Went to trivia. Won again! Woot! Got vaguely accused of cheating?? WTF? Was no possible way we could've even looked like we were cheating. Very odd. Woman did not stick around and back it up or anything, but we were left feeling creeped out and annoyed.
See, this is why I quit going to trivia nights. Someone always brought the hyper-competitive.
I'm going completely offline with them for five days in a couple weeks and they'll have to deal with that. We'll see how well.
I think they'll be fine. I'm betting they continue to reach out and touch you because they can, and it's easier than solving the problem themselves, or finding a workaround, or actually spending the time to figure out whether it's a world-ending problem or not.
So, the attorney suggested a solution where we get half the month's rent back and they waive the lease terms about professional cleaning. We responded that that would be fine, but we want our security deposit back as well. Have heard nothing.
We headed over to the TH to clean it and get the trash out (there until 10:30 last night; I'm thinking about adding charges for emotional hardship for my son onto the bill) and lights inside were on.

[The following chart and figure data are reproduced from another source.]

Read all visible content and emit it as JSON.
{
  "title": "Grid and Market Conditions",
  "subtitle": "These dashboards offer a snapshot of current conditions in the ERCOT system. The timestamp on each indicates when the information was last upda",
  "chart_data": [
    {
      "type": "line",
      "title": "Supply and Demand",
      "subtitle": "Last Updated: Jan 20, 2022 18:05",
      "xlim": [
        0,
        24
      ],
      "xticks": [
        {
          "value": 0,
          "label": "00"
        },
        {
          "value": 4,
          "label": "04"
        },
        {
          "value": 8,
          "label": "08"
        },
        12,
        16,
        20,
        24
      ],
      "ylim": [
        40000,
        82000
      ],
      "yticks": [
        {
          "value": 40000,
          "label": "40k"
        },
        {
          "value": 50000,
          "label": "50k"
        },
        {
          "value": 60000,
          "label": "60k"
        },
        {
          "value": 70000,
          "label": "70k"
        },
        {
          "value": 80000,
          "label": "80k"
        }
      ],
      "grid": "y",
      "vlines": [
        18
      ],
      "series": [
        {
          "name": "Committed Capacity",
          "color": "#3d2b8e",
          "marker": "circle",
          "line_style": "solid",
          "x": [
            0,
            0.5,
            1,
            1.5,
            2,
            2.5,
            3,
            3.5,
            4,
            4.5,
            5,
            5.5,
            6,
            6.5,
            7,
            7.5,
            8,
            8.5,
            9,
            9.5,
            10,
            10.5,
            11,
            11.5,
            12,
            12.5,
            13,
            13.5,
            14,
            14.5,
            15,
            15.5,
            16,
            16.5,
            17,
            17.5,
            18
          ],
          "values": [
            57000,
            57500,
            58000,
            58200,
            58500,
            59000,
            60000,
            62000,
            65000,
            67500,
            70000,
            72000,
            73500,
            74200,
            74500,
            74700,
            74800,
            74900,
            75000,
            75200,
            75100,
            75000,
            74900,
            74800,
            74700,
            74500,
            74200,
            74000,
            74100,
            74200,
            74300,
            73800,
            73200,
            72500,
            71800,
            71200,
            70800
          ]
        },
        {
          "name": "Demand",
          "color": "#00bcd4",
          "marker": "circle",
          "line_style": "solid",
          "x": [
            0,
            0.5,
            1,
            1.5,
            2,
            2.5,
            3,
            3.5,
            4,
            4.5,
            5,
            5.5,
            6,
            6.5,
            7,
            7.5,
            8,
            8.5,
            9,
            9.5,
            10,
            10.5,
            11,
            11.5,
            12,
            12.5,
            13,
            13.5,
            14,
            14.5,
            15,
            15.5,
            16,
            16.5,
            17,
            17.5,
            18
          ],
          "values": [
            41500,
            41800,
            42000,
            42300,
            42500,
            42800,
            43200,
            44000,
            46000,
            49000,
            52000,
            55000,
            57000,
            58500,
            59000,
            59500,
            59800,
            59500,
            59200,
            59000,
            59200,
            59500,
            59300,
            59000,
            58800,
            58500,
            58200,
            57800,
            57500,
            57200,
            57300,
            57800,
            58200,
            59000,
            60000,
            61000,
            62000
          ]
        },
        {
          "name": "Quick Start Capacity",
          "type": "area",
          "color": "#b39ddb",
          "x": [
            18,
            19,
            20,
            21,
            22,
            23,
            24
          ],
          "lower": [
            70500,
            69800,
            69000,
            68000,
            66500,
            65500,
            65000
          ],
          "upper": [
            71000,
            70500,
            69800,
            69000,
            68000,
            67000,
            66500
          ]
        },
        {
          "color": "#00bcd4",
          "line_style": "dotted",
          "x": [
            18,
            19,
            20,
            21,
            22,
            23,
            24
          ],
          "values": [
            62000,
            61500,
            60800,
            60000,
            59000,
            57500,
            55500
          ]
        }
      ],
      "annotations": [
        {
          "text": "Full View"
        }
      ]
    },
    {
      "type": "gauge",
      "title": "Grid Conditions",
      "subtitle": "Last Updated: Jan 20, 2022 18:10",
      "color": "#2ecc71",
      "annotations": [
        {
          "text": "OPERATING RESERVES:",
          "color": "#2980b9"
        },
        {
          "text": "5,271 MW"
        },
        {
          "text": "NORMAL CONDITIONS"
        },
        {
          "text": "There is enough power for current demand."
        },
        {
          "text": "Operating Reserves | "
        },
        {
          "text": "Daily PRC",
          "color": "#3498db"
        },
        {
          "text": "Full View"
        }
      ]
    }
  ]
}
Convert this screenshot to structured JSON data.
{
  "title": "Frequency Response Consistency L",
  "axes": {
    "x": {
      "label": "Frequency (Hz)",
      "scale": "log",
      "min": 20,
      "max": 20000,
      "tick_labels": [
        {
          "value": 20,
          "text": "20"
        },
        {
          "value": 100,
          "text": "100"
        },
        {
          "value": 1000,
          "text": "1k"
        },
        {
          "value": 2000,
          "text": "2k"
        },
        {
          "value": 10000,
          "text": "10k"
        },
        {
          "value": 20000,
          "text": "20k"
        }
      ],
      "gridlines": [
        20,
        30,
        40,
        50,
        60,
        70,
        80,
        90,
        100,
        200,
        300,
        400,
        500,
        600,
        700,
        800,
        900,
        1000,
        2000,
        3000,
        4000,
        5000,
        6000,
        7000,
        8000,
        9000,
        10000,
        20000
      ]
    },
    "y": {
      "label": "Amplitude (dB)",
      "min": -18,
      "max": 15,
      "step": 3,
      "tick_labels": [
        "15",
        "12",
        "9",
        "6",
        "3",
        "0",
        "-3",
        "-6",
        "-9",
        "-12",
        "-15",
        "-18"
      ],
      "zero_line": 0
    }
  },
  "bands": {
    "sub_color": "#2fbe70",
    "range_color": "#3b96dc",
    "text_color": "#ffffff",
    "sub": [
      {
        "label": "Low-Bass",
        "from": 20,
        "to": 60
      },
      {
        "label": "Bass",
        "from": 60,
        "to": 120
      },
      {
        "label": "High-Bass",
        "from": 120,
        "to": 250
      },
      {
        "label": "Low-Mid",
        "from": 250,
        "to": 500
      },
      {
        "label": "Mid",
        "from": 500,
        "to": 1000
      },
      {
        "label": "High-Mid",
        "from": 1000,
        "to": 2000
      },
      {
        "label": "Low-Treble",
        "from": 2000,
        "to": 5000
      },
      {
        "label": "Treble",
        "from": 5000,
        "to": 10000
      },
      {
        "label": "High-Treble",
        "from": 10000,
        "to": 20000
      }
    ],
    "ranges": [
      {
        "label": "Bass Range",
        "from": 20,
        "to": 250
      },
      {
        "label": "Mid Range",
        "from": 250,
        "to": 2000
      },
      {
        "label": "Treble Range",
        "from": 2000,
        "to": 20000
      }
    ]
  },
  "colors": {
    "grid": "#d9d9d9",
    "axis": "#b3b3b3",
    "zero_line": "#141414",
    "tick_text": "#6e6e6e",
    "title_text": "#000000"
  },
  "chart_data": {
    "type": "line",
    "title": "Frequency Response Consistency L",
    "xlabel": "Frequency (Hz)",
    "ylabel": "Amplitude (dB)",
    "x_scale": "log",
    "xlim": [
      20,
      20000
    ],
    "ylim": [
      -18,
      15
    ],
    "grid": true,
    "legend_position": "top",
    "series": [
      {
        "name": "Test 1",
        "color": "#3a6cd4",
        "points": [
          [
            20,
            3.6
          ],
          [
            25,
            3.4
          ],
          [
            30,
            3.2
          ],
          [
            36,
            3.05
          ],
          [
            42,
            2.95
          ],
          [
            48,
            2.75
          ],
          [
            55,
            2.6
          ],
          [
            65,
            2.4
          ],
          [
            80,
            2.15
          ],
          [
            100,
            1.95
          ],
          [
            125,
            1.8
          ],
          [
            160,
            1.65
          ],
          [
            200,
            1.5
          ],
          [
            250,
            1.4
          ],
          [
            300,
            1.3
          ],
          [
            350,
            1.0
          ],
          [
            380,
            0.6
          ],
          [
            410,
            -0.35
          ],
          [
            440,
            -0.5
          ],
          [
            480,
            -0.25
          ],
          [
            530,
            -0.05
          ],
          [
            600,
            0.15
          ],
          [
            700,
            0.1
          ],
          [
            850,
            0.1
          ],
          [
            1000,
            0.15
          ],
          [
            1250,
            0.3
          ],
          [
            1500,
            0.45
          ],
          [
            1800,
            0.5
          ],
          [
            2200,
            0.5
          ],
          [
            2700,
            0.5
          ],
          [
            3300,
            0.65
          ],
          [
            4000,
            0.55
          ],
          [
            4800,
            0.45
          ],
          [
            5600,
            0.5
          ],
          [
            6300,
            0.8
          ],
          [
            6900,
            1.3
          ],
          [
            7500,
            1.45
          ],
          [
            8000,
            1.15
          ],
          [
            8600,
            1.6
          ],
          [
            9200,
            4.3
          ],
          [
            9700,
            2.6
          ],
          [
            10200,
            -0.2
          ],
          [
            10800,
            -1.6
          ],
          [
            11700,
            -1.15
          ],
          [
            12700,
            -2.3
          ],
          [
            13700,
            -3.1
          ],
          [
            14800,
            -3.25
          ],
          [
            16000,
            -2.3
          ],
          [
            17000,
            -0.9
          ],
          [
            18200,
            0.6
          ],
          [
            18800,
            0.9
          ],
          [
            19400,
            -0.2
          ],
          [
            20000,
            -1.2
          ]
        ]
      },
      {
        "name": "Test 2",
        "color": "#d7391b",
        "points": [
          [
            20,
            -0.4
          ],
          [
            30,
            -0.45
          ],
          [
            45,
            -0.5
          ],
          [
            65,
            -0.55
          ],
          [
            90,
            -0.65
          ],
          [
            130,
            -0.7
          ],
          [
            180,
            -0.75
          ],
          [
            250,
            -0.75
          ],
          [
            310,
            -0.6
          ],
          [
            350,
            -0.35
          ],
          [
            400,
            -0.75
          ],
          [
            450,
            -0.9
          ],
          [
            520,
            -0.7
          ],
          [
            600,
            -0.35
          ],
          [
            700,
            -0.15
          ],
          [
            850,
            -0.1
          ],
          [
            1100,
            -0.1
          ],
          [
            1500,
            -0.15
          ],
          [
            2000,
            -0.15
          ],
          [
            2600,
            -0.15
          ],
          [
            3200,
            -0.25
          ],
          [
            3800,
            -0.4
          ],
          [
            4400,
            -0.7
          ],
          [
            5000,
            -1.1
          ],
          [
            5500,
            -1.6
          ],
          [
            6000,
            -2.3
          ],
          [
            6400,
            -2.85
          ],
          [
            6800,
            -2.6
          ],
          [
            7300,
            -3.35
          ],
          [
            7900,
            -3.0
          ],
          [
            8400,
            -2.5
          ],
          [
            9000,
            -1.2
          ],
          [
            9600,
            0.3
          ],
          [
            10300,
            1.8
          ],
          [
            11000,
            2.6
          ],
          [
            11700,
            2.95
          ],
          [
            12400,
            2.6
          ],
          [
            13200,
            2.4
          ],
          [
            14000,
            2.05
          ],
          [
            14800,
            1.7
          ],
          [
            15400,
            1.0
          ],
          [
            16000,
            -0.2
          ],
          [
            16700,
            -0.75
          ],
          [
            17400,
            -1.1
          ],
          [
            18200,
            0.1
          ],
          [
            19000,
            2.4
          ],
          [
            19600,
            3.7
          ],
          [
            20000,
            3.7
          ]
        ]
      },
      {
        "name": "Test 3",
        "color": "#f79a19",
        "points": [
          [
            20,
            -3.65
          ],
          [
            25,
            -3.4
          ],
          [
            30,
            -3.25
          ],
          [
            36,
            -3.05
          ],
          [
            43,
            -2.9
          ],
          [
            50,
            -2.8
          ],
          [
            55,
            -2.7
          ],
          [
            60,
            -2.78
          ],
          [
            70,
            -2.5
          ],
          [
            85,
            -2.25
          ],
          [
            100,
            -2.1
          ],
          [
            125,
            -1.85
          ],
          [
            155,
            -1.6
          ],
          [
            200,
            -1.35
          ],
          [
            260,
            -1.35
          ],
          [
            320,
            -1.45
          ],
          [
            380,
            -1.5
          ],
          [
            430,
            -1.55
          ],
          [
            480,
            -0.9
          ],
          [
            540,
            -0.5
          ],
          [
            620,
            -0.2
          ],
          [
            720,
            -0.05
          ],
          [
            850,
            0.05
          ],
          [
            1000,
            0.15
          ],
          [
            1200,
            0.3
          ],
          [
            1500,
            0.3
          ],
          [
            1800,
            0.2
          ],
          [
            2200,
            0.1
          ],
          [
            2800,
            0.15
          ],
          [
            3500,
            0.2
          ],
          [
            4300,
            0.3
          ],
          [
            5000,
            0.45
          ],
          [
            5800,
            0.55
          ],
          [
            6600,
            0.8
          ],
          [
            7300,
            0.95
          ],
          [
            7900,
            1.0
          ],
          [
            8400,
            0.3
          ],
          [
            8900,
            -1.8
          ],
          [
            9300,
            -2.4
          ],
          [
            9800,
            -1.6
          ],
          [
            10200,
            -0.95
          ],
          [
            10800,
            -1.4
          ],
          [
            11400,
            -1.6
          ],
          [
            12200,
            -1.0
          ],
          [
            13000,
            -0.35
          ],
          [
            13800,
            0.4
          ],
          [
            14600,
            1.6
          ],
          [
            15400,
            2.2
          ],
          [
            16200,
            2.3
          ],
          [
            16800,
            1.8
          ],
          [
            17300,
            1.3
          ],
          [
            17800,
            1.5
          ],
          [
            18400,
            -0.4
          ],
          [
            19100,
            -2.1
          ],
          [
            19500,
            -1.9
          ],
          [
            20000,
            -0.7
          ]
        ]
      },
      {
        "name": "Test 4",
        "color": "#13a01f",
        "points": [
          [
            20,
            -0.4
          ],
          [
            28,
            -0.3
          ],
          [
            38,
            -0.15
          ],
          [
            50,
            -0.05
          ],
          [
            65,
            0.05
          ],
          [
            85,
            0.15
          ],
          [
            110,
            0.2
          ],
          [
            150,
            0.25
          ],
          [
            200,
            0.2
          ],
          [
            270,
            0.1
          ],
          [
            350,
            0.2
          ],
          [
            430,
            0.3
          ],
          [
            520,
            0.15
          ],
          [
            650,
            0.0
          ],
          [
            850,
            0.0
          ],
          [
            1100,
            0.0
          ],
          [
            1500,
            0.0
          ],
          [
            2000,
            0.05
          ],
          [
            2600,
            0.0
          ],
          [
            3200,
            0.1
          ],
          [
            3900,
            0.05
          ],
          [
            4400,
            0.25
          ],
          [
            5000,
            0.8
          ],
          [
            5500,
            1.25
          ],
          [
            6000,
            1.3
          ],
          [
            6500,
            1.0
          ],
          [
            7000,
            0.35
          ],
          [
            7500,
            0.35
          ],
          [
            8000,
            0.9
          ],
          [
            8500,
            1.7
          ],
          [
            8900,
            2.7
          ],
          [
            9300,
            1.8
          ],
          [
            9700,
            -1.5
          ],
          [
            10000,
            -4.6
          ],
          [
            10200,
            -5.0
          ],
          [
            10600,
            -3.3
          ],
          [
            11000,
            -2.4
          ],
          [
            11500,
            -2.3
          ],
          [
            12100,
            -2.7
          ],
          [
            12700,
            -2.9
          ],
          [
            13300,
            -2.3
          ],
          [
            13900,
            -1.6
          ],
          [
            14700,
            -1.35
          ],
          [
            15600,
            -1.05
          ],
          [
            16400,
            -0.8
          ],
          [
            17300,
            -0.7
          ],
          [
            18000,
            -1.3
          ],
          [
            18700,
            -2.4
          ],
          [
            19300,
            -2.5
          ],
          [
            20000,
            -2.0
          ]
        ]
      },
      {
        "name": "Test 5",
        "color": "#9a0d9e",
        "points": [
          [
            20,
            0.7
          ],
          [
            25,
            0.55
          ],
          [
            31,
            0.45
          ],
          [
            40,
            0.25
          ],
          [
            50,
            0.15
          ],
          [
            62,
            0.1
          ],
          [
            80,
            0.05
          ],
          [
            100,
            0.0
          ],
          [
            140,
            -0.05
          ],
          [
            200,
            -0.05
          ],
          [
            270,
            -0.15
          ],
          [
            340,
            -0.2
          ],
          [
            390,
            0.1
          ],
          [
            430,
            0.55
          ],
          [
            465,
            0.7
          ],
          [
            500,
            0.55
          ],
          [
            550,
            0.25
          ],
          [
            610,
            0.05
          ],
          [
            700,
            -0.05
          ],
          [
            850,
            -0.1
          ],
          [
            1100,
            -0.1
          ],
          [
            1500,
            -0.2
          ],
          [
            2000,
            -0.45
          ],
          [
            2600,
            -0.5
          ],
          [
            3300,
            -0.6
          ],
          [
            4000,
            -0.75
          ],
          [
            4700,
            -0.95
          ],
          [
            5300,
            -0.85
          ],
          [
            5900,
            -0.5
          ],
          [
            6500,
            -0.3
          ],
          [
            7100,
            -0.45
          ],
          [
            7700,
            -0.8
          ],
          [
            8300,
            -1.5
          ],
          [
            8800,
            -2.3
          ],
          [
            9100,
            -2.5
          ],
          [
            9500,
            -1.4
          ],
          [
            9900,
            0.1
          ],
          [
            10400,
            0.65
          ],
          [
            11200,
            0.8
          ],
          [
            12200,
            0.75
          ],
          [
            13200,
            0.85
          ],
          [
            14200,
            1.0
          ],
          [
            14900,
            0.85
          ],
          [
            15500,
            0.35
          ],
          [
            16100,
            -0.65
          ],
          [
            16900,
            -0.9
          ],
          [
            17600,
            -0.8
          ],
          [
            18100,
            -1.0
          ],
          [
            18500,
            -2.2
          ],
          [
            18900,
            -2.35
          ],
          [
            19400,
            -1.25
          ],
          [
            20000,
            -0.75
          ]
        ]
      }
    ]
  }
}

And the garage door was unlocked. And the porch lights were off. In short, they let themselves in yesterday.
Which would explain why the attorney was so confident we'd already moved out, even though there was no way she could've known that.
Whatever. I'm going to anonymously send the PM that Mormon calendar, since he's fundie Christian and everything.
My (nice) boss keeps threatening to get me a Blackberry because "it's not fair to ask you to use your personal phone for after-hours calls." Um, yeah. That's why I (a) don't pick up and (b) don't want a Blackberry!!
My (BIG) boss sent a work email to my Gmail account once while I was out of the office with a sick baby. A. World. Of. No.
Raq, that's really crazy.
I may be moving in a couple weeks, I found a place, the first place I toured just to get out there to see what it was like, and it's everything what I want and a bit more. I call the landlord today to see if it is still available and if I can sign a lease.
the one I really was flirting with lives in Denver
Too bad you don't know anyone who lives near Denver.
Everyone else in my new group has a blackberry and so far no one has noticed that I don't. I hope to keep it that way.
Whatever. I'm going to anonymously send the PM that Mormon calendar, since he's fundie Christian and everything.
...honey, I think you mis-spelled 'large dog turd. Containing a bomb'. A calendar full of hot boys is really not an appropriate punishment for this level of sheer shittiness.
...I kind of thing you guys should try to move back in to the place
that you are still paying for.
And embarrass the living fuck out of the rat bastards.
...honey, I think you mis-spelled 'large dog turd'.
Fay, you omitted 'flaming bag of..."
I did! I was more envisioning DHL special delivery, but I like that OldSkool notion too...
Whee! Our first digital pictures taken with our first digital camera are up. Some of them aren't so great, because we are still getting the hang of stuff and also I have a tendency to go for EXTREME CLOSEUP. The sunset pictures are a little Dali-esque, but I like this picture of Tom and me: [link] .
Oh, Nora, what a lovely picture! You two look so happy.